The same applies to that tore up scrape on the clear cut in the big woods, the scrapes on that creek bottom or anywhere else. IF you can figure out how they’re arriving and departing, a whole new world opens up.
That can be mission critical for the real-world hunter, as their corner of the deer world is often relatively small. We simply must often be creative to use the tactics that work so well when hunting whitetail utopias.
Conclusion
It doesn’t matter if we’re talking scrape hunting, setting up on the downwind sides of family bedding, setting funnels, hunting isolated staging plots or so dang many other hunting methods discussed for tagging Mr. Big. When hunting limited acreages, one is typically very lucky to have one or two of them line up nicely enough to create textbook hunting. Unfortunately, textbooks don’t always apply to the real world.
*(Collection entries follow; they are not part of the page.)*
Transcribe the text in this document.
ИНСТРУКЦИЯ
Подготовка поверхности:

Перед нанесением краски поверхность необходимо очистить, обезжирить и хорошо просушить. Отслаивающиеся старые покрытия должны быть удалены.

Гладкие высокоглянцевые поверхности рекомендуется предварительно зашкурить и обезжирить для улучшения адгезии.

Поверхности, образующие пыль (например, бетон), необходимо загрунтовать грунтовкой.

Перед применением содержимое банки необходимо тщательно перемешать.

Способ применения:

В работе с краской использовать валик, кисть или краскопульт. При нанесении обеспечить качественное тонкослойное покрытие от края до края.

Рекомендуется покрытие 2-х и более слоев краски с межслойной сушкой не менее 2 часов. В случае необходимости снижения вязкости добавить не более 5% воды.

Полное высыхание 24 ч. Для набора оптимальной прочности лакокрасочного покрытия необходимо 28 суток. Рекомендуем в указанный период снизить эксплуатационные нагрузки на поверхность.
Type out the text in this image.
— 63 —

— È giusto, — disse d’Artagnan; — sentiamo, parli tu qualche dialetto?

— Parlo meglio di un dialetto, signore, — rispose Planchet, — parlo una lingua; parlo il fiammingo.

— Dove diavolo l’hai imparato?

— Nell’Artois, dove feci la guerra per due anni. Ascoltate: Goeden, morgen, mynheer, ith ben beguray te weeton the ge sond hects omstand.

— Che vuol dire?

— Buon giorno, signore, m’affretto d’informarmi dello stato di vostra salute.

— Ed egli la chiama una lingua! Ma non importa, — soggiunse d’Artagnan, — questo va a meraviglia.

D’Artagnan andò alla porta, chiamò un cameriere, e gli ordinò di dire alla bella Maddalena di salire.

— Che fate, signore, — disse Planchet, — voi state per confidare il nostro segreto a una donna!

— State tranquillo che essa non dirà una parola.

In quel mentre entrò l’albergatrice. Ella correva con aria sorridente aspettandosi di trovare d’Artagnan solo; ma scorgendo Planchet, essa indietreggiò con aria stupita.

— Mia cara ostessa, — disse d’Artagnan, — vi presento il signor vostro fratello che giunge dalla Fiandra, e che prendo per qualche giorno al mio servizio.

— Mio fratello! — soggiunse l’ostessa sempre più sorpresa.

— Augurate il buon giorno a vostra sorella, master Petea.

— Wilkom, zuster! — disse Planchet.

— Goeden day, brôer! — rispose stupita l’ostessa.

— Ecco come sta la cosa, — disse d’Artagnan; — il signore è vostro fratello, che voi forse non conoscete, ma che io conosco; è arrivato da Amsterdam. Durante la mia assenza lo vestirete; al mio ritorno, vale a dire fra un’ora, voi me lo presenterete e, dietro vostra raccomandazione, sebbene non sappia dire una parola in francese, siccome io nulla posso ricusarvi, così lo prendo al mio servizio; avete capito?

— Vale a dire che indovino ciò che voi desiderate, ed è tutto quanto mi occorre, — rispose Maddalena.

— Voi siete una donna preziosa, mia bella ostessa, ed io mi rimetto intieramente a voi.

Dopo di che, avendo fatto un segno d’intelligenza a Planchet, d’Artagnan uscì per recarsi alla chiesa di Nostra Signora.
Luckily, our brains and creative thinking allows us to bend these formulas to what works for us. Don’t waste precious energies lamenting the fact that things just don’t apply to your dirt as well as they do in articles and shows. It almost never will. Instead, use those two powerful weapons to determine how one can bend the formula to work in your real-world setting, and you’ll likely be much happier with the results.